What about discipline? I am reminded of C. S. Lewiss shrewd observation in The Abolition of Man , that we remove the organ and demand the function. We castrate, and bid the gelding be fruitful, he says. We raise up men without chests, and then we are surprised to find that there is no honor, no spirit in the spiritual weaklings we have raised. So we now raise boys without discipline, and then we punish them for doing whatever they feel like doing. If one boy out of a class of thirty is unruly, that is his problem, though we must address it. If boys generally are unruly, then we may assume that there is no discipline at all that is our problem. But what rewards do we reap from that discipline! We have forgotten those rewards.
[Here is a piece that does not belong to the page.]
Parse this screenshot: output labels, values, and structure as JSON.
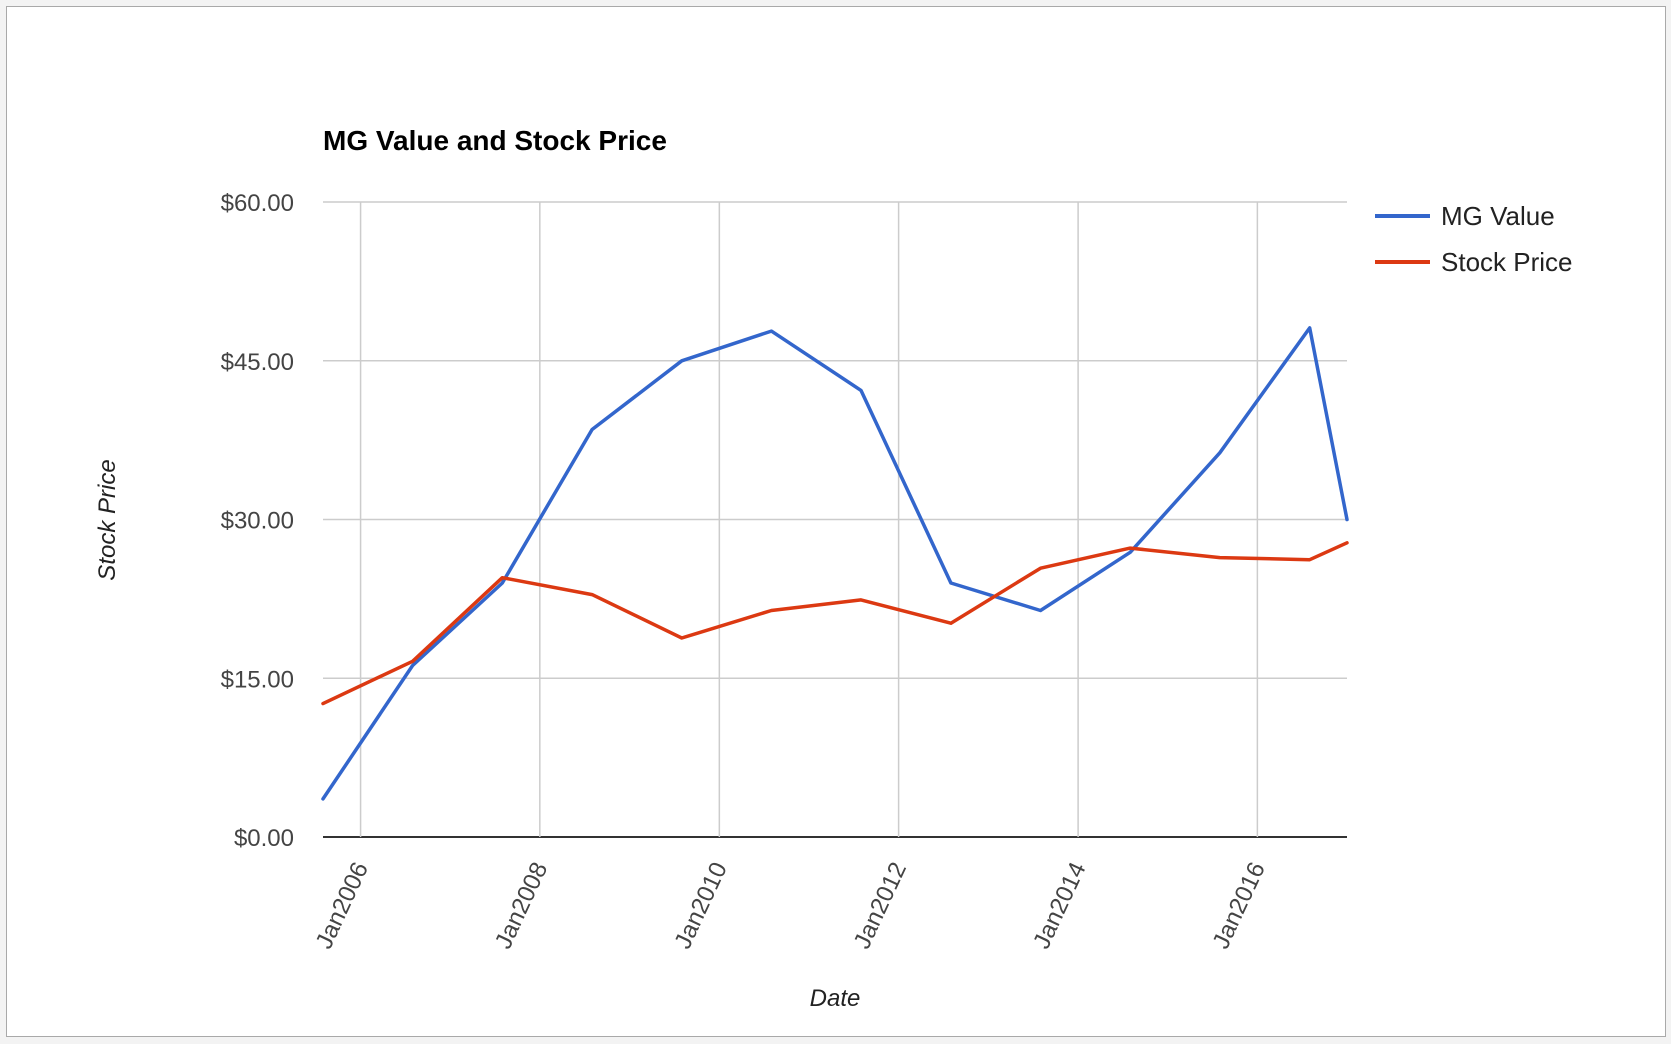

They are still there to be reaped, if we would but reject the lie that boys naturally and effortlessly, and without strong, clear-minded leadership from men, simply grow into their masculine nature. As Fr. Henry rightly observes:
Men... are not born, but made. We can no longer leave boys to themselves and expect them to be the type of men who are happy and fulfilled and ready to make worthy and significant contributions to our families, our country, and our church.... Boys need to be patiently and methodically taught, nurtured and, most especially, mentored.
Now, such a statement, in the recent past, would have struck no one as controversial, neither liberal nor conservative, neither religious nor secular. It would have seemed a matter of course to the modern professor in his office just as it would to the Indian elder out on the plains. And men would readily understand the kind of mentorship needed. My father, riding from client to client in a sparsely populated region of Pennsylvania, taught my brother how to sell insurance taught him the ropes, to use the metaphor from that masculine enterprise called sailing. He told him never to talk down the insurance that a prospective customer already had. He told him, in fact, never to bother to compare what he was selling with what a customer had already. The thing to do was to sell the policy because he believed that it was a good one and would benefit the people who bought it. He taught him how to make people eager to take his advice , because he showed people that he was thinking about their specific needs and was not simply out to pocket a commission. Of course, my father also taught my brother his ways, his humor, his knack for putting people at ease. My brother, I am proud to say, is one of the most successful salesmen in his company a national company.